Con la pronuncia n. 4716 del 21.02.2020, la Corte di Cassazione è tornata a pronunciarsi sull’esercizio del diritto di recesso in ambito societario in particolare con riguardo ad una società per azioni la cui durata era stata fissata sino al 31 dicembre 2100 e il cui Statuto escludeva espressamente il diritto di recesso in capo ai soci.

La Suprema Corte ha ribadito la necessità di dare il giusto rilievo alla scelta del legislatore di prevedere una diversa disciplina delle ipotesi di recesso ad nutum nelle società di persone e nelle società di capitali.

Nelle prime, infatti, in cui prevale l’intuitus personae, l’art. 2285 c.c. conferisce al socio il diritto di recedere dalla società quando questa è contratta a tempo indeterminato o per tutta la vita di uno dei soci. La ratio di tale disciplina risiede nella possibilità per i creditori di rivalersi oltre che sul patrimonio societario anche sui patrimoni personali dei soci illimitatamente responsabili.

Nelle società di capitali, invece, il recesso ad nutum è previsto solo nel caso in cui la società sia stata contratta per un periodo di tempo indeterminato; nulla è, invece, disposto nella diversa ipotesi in cui lo statuto preveda una durata della società superiore alla durata media della vita umana. Tale disciplina trova giustificazione nell’esigenza di certezza e tutela dell’interesse dei terzi creditori i quali possono fare affidamento solo sul patrimonio sociale che, quindi, potrebbe subire una riduzione nel caso di recesso del socio.

Da ciò deriva la necessità di una interpretazione restrittiva delle norme in tema di recesso del socio di società di capitali proprio in ragione del prevalente interesse della società alla conservazione del capitale sociale.

La pronuncia in commento, quindi, si fonda su due argomentazioni.

In primo luogo, distingue tra cause di recesso inderogabili ex art. 2437 comma 1 c.c. e cause di recesso derogabili dallo statuto previste dal secondo comma dell’art. 2437 (tra cui vi rientra anche l’ipotesi della proroga del termine di durata della società). Il socio, dunque, come nel caso di specie oggetto di attenzione da parte della Suprema Corte, non può dolersi qualora lo statuto abbia escluso l’esercizio del diritto di recesso a seguito della proroga del termine di durata della società a meno che tale decisione non sia stata assunta attraverso una delibera assembleare a cui lo stesso non abbia partecipato.

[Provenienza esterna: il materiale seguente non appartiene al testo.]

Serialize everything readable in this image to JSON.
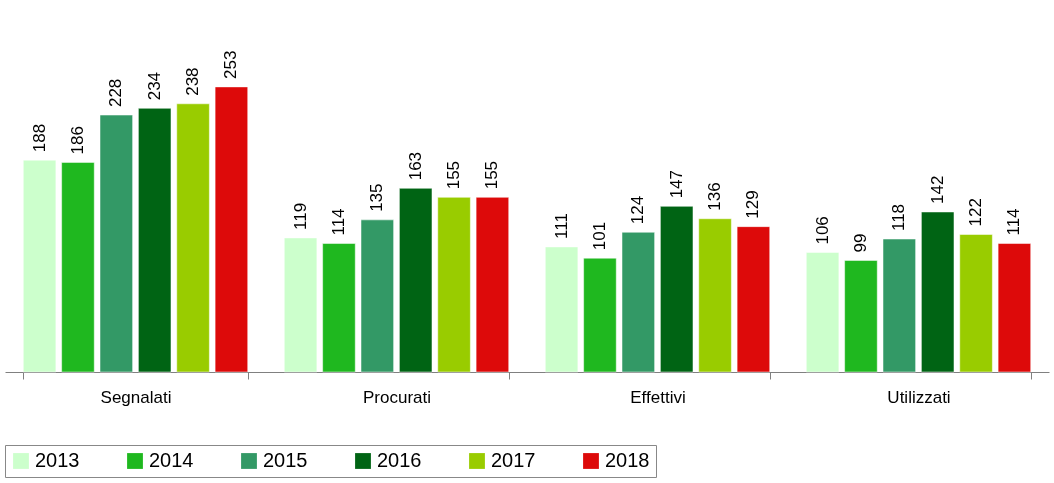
{
  "chart_data": {
    "type": "bar",
    "categories": [
      "Segnalati",
      "Procurati",
      "Effettivi",
      "Utilizzati"
    ],
    "series": [
      {
        "name": "2013",
        "color": "#ccffcc",
        "values": [
          188,
          119,
          111,
          106
        ]
      },
      {
        "name": "2014",
        "color": "#1fb81f",
        "values": [
          186,
          114,
          101,
          99
        ]
      },
      {
        "name": "2015",
        "color": "#339966",
        "values": [
          228,
          135,
          124,
          118
        ]
      },
      {
        "name": "2016",
        "color": "#006414",
        "values": [
          234,
          163,
          147,
          142
        ]
      },
      {
        "name": "2017",
        "color": "#99cc00",
        "values": [
          238,
          155,
          136,
          122
        ]
      },
      {
        "name": "2018",
        "color": "#dd0a0a",
        "values": [
          253,
          155,
          129,
          114
        ]
      }
    ],
    "data_labels": true,
    "legend": "bottom",
    "grid": false
  }
}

In secondo luogo, i giudici di legittimità hanno ritenuto necessaria una interpretazione letterale dell’art. 2437 c.c. che limita tassativamente la possibilità di recedere ad nutum solo nel caso di società contratta a tempo indeterminato.

Se ne ricava, dunque, che la disciplina di cui all’art. 2437 comma 3 c.c. non possa essere applicata al socio di una società che, sebbene sia stata contratto per un tempo eccessivamente lungo, abbia comunque un termine di durata determinato.